Le cercle de la fatalité
Les Nuits de Cabiria s’ouvre sur une séquence tragique, où la malheureuse Cabiria est jetée à l’eau par son amant Giorgio – dont on apprend qu’il était entretenu par la jeune femme depuis plusieurs semaines –, avant d’être sauvée de justesse par un groupe de paysans vivant de l’autre côté de la rive. Dans la dernière partie du film, une scène rend compte de la terrible fatalité – ainsi que de la circularité – du destin de Cabiria lorsque cette tentative de meurtre se répète, bien que la jeune femme soit convaincue d’avoir enfin trouvé l’amour en la personne d’Oscar (François Périer), pour qui elle renoncera à son indépendance et à ses biens.
Ces deux scènes, entrant manifestement en résonance, traduisent d’abord la brutalité des rapports entre hommes et femmes prostituées, mais également l’impossibilité pour le personnage de Cabiria de se voir réaliser son souhait le plus cher : être aimée sincèrement pour ce qu’elle est. En ce sens, la séquence chez le magicien (Aldo Silvani), lorsque Cabiria est rendue vulnérable par l’hypnose devant un public essentiellement masculin, exprime les désirs profonds inscrits dans l’inconscient de Cabiria dont Oscar n’hésitera pas à tirer avantage en lui promettant l’illusion d’un destin meilleur.
Un portrait de femme
Si Maria/Cabiria s’érige en un personnage emblématique de la filmographie de Fellini, c’est notamment par la résilience dont elle fait preuve tout au long du récit. Fière, indépendante et dotée d’une vitalité vertigineuse, Cabiria ne s’avouera jamais vaincue par la vie. Le film se construit ainsi sur un contraste significatif entre toute la bonté et l’amour qui composent le personnage et l’ardeur avec laquelle les remparts de l’adversité se dressent perpétuellement sur sa route. Noyée par Giorgio, rabaissée à son statut par l’opulent Alberto Lazzari (Amedeo Nazzari), raillée par ses collègues et faussée par Oscar, Cabiria ne perd rien de sa fougue et persiste à prouver son indépendance et sa capacité presque surnaturelle à panser ses cicatrices émotionnelles.

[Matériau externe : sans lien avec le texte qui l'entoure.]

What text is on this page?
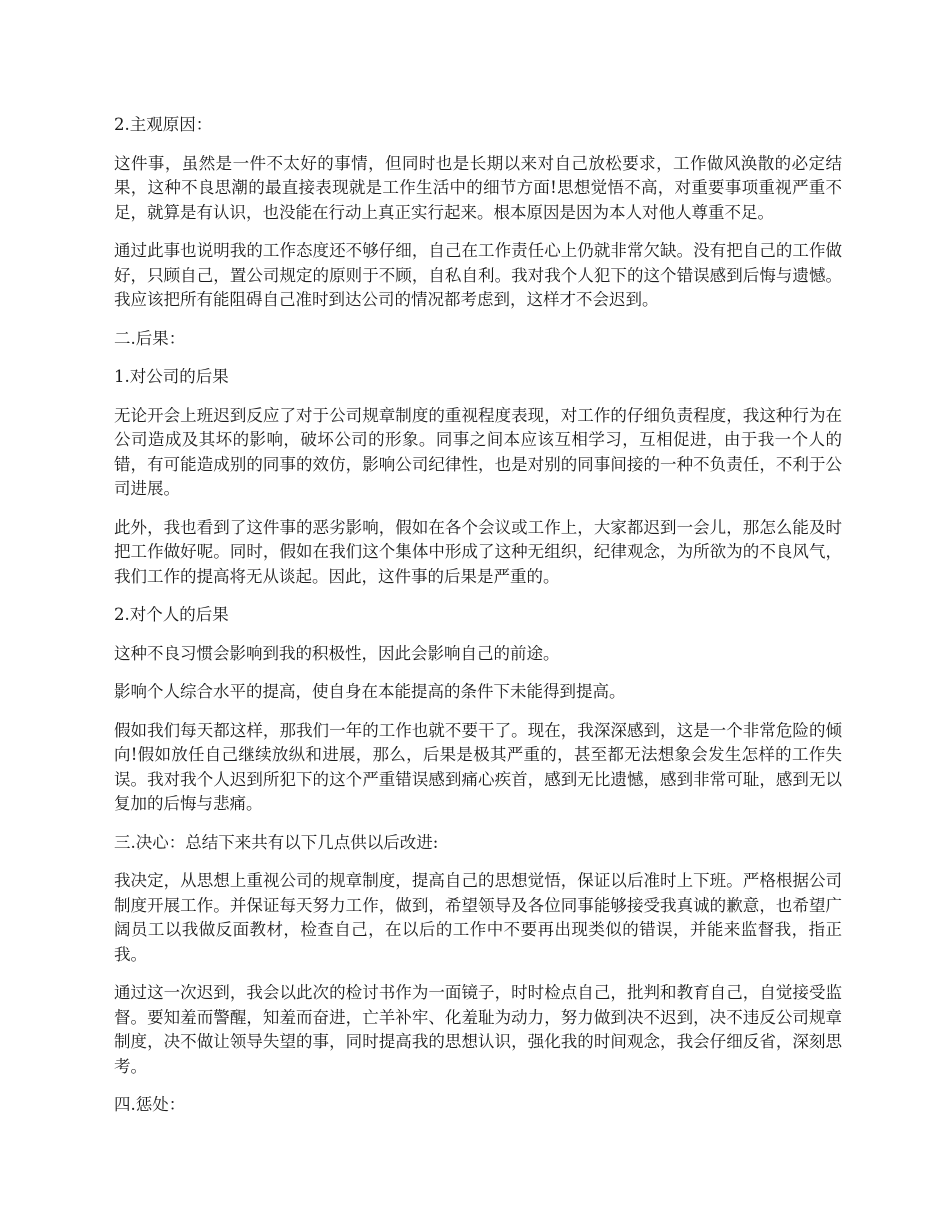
2.主观原因：

这件事，虽然是一件不太好的事情，但同时也是长期以来对自己放松要求，工作做风涣散的必定结果，这种不良思潮的最直接表现就是工作生活中的细节方面!思想觉悟不高，对重要事项重视严重不足，就算是有认识，也没能在行动上真正实行起来。根本原因是因为本人对他人尊重不足。

通过此事也说明我的工作态度还不够仔细，自己在工作责任心上仍就非常欠缺。没有把自己的工作做好，只顾自己，置公司规定的原则于不顾，自私自利。我对我个人犯下的这个错误感到后悔与遗憾。我应该把所有能阻碍自己准时到达公司的情况都考虑到，这样才不会迟到。

二.后果：
1.对公司的后果

无论开会上班迟到反应了对于公司规章制度的重视程度表现，对工作的仔细负责程度，我这种行为在公司造成及其坏的影响，破坏公司的形象。同事之间本应该互相学习，互相促进，由于我一个人的错，有可能造成别的同事的效仿，影响公司纪律性，也是对别的同事间接的一种不负责任，不利于公司进展。

此外，我也看到了这件事的恶劣影响，假如在各个会议或工作上，大家都迟到一会儿，那怎么能及时把工作做好呢。同时，假如在我们这个集体中形成了这种无组织，纪律观念，为所欲为的不良风气，我们工作的提高将无从谈起。因此，这件事的后果是严重的。

2.对个人的后果

这种不良习惯会影响到我的积极性，因此会影响自己的前途。

影响个人综合水平的提高，使自身在本能提高的条件下未能得到提高。

假如我们每天都这样，那我们一年的工作也就不要干了。现在，我深深感到，这是一个非常危险的倾向!假如放任自己继续放纵和进展，那么，后果是极其严重的，甚至都无法想象会发生怎样的工作失误。我对我个人迟到所犯下的这个严重错误感到痛心疾首，感到无比遗憾，感到非常可耻，感到无以复加的后悔与悲痛。

三.决心：总结下来共有以下几点供以后改进:

我决定，从思想上重视公司的规章制度，提高自己的思想觉悟，保证以后准时上下班。严格根据公司制度开展工作。并保证每天努力工作，做到，希望领导及各位同事能够接受我真诚的歉意，也希望广阔员工以我做反面教材，检查自己，在以后的工作中不要再出现类似的错误，并能来监督我，指正我。

通过这一次迟到，我会以此次的检讨书作为一面镜子，时时检点自己，批判和教育自己，自觉接受监督。要知羞而警醒，知羞而奋进，亡羊补牢、化羞耻为动力，努力做到决不迟到，决不违反公司规章制度，决不做让领导失望的事，同时提高我的思想认识，强化我的时间观念，我会仔细反省，深刻思考。

四.惩处：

Même si elle confiera lors d’une prière à la Madone son souhait de changer de vie – bien que son rapport avec la foi soit équivoque –, Cabiria finit toujours par s’en remettre à elle-même dès lors qu’elle se heurte à l’âpreté de sa condition. Évidemment, tout ceci serait vain sans l’interprétation sans faille de Giulietta Masina, dont chaque expression faciale, chaque élément de langage – façonnés par ailleurs par Pier Paolo Pasolini –, chaque mouvement et chaque façon d’occuper l’espace par son charisme rendent compte de toute l’intégrité du personnage de Cabiria.
Il est ainsi peu surprenant que lors de la – tant commentée – séquence finale du film, le personnage de Cabiria, après avoir perdu sa maison, l’intégralité de ses économies et peut-être un peu de son amour-propre, persiste à se réjouir de la vie autour d’elle et relève la tête; adressant ainsi au spectateur, ému, l’un des plus beaux et bouleversants regards caméra jamais vus au cinéma.
Les Nuits de Cabiria est disponible depuis le 18 mai en médiabook combo BR/DVD sur la boutique en ligne de l’éditeur Tamasa.
[1] Dossier de presse « Fellini, la preuve par 3 », 2020, Tamasa Éditions.